Aimed at farmers, manufacturers, start-ups and technology providers, FarmRobotix offers an international platform farmers and experts seeking compact and comprehensive information on the latest developments in robotics, AI, automation and digital solutions in crop production. Moreover, besides the option to explore innovative technologies, the platform also offers networking and knowledge sharing opportunities to representatives from science and research as well as development engineers, investors and venture capitalists. 

With a focus on farming requirements for digital technologies, FarmRobotix plays a role in solving the challenges that lie in the application of digital and autonomous technologies in crop farming. For instance, although a plethora of digital solutions are available to farmers for performing crop cultivation tasks, each digital solution provider supplies a customised software system to use the digital tools and data. Therefore, their application requires prior knowledge on part of the user. 

This is where the FarmRobotix system comes into picture.
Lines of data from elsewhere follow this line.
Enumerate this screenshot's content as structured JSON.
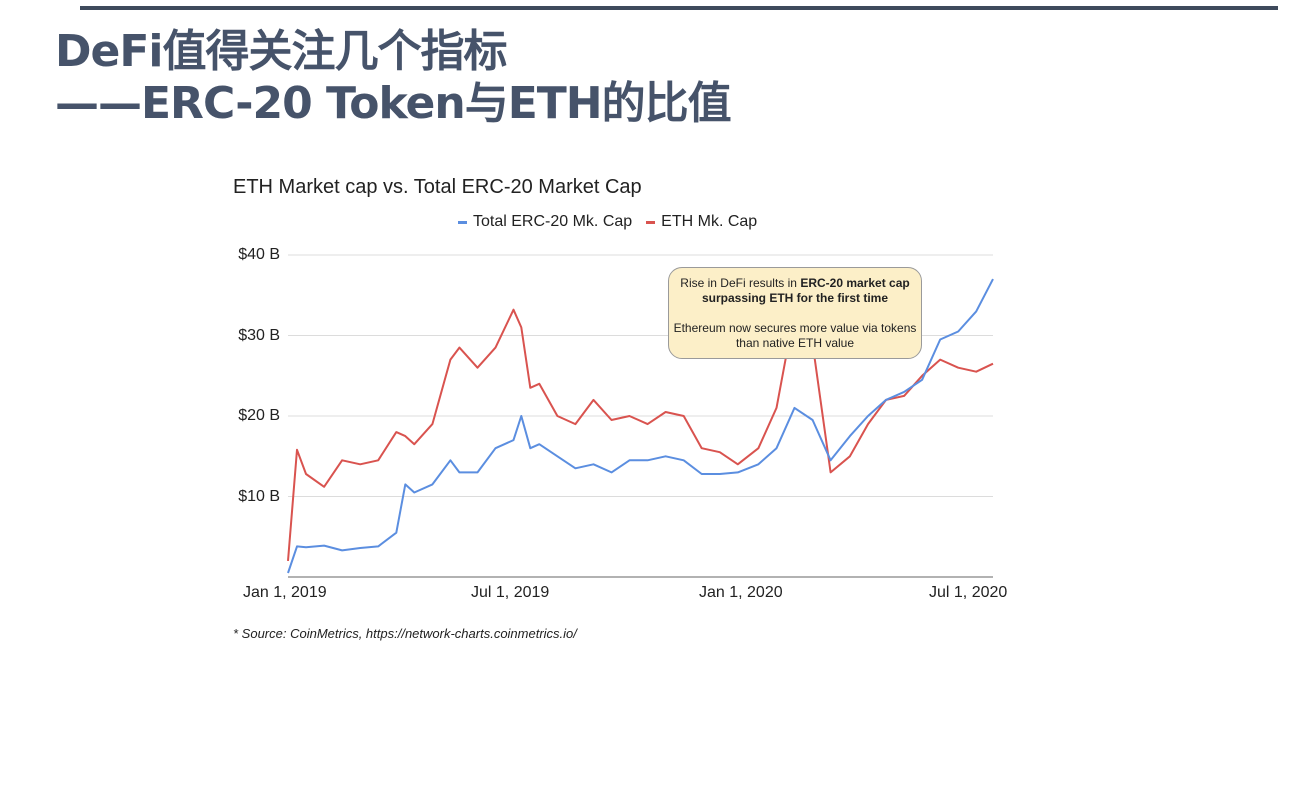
{
  "slide": {
    "title_line1": "DeFi值得关注几个指标",
    "title_line2": "——ERC-20 Token与ETH的比值",
    "source_note": "* Source: CoinMetrics, https://network-charts.coinmetrics.io/"
  },
  "callout": {
    "line1_normal": "Rise in DeFi results in ",
    "line1_bold": "ERC-20 market cap surpassing ETH for the first time",
    "line2": "Ethereum now secures more value via tokens than native ETH value",
    "background": "#fcefc8"
  },
  "chart_data": {
    "type": "line",
    "title": "ETH Market cap vs. Total ERC-20 Market Cap",
    "xlabel": "",
    "ylabel": "",
    "ylim": [
      0,
      40
    ],
    "y_unit": "$ Billion",
    "y_ticks": [
      "$40 B",
      "$30 B",
      "$20 B",
      "$10 B"
    ],
    "x_ticks": [
      "Jan 1, 2019",
      "Jul 1, 2019",
      "Jan 1, 2020",
      "Jul 1, 2020"
    ],
    "grid": true,
    "legend_position": "top",
    "x": [
      "2019-01-01",
      "2019-01-08",
      "2019-01-15",
      "2019-01-29",
      "2019-02-12",
      "2019-02-26",
      "2019-03-12",
      "2019-03-26",
      "2019-04-02",
      "2019-04-09",
      "2019-04-23",
      "2019-05-07",
      "2019-05-14",
      "2019-05-28",
      "2019-06-11",
      "2019-06-25",
      "2019-07-01",
      "2019-07-08",
      "2019-07-15",
      "2019-07-29",
      "2019-08-12",
      "2019-08-26",
      "2019-09-09",
      "2019-09-23",
      "2019-10-07",
      "2019-10-21",
      "2019-11-04",
      "2019-11-18",
      "2019-12-02",
      "2019-12-16",
      "2020-01-01",
      "2020-01-15",
      "2020-01-29",
      "2020-02-12",
      "2020-02-26",
      "2020-03-12",
      "2020-03-26",
      "2020-04-09",
      "2020-04-23",
      "2020-05-07",
      "2020-05-21",
      "2020-06-04",
      "2020-06-18",
      "2020-07-01"
    ],
    "series": [
      {
        "name": "Total ERC-20 Mk. Cap",
        "color": "#5b8ee0",
        "values": [
          0.5,
          3.8,
          3.7,
          3.9,
          3.3,
          3.6,
          3.8,
          5.5,
          11.5,
          10.5,
          11.5,
          14.5,
          13.0,
          13.0,
          16.0,
          17.0,
          20.0,
          16.0,
          16.5,
          15.0,
          13.5,
          14.0,
          13.0,
          14.5,
          14.5,
          15.0,
          14.5,
          12.8,
          12.8,
          13.0,
          14.0,
          16.0,
          21.0,
          19.5,
          14.5,
          17.5,
          20.0,
          22.0,
          23.0,
          24.5,
          29.5,
          30.5,
          33.0,
          37.0
        ]
      },
      {
        "name": "ETH Mk. Cap",
        "color": "#d9534f",
        "values": [
          2.0,
          15.8,
          12.8,
          11.2,
          14.5,
          14.0,
          14.5,
          18.0,
          17.5,
          16.5,
          19.0,
          27.0,
          28.5,
          26.0,
          28.5,
          33.2,
          31.0,
          23.5,
          24.0,
          20.0,
          19.0,
          22.0,
          19.5,
          20.0,
          19.0,
          20.5,
          20.0,
          16.0,
          15.5,
          14.0,
          16.0,
          21.0,
          33.0,
          29.0,
          13.0,
          15.0,
          19.0,
          22.0,
          22.5,
          25.0,
          27.0,
          26.0,
          25.5,
          26.5
        ]
      }
    ]
  }
}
Florian Schiller, an expert in digitalisation at the International DLG Crop Production Centre (IPZ) in Bernburg, Saxony-Anhalt, explained that the FarmRobotix platform could play a role in providing impetus in the dialogue between farmers, manufacturers and science in order to make the digital applications of different manufacturers compatible with each other. 
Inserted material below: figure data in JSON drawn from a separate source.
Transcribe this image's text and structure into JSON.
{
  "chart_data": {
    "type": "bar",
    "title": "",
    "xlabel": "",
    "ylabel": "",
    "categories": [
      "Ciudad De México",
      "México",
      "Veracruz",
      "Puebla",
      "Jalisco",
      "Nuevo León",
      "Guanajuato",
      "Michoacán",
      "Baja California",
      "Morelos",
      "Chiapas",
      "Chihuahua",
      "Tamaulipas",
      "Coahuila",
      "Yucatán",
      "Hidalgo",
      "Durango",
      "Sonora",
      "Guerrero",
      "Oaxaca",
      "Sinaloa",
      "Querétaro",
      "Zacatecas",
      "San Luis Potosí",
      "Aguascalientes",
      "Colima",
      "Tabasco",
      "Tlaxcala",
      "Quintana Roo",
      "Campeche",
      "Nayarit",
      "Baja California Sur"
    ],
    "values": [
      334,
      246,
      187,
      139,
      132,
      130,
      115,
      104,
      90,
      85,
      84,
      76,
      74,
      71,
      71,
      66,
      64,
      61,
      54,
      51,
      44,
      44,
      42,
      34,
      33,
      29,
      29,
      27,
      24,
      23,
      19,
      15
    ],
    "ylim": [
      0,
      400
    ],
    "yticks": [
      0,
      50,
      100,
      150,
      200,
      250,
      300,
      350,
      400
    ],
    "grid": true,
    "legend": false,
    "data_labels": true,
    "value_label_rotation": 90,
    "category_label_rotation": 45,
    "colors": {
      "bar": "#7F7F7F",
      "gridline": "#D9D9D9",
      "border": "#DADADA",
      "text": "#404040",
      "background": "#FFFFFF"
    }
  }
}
Schiller further explained the complexity faced by robots in crop cultivation, since the difficulty level of the tasks to be performed by agricultural robots was comparatively greater than the tasks involved in industrial production. 

DLG’s IPZ farm is part of several research projects on digitalisation and AI in crop production, including the NaLamKI project funded by Germany’s Federal Ministry of Economic Affairs. NaLamKI which stands for ‘Sustainable Agriculture with AI,’ is aimed at developing AI services for agriculture, capable of analysing data from conventional and autonomous agricultural machinery, satellites and drones, combining them in a software service platform and make the results accessible through open interfaces. 

As an associated partner in the project, the IPZ is working on the early detection of fungal diseases in wheat using AI. The aim of AI-supported detection of fungal diseases, which is being researched in the NaLamKI project, is to use multi- and hyperspectral image analysis to establish when a fungal infection has taken place in a crop. Apart from fungal pathogens however, the spectral properties of the leaf surface are influenced by a variety of external factors such as drought or plant nutrition. 

"It is therefore always crucial for AI systems that the data delivers accurate information about the properties to be recognised,” said Schiller. “Otherwise, AI models do not reflect what they are supposed to provide information about.”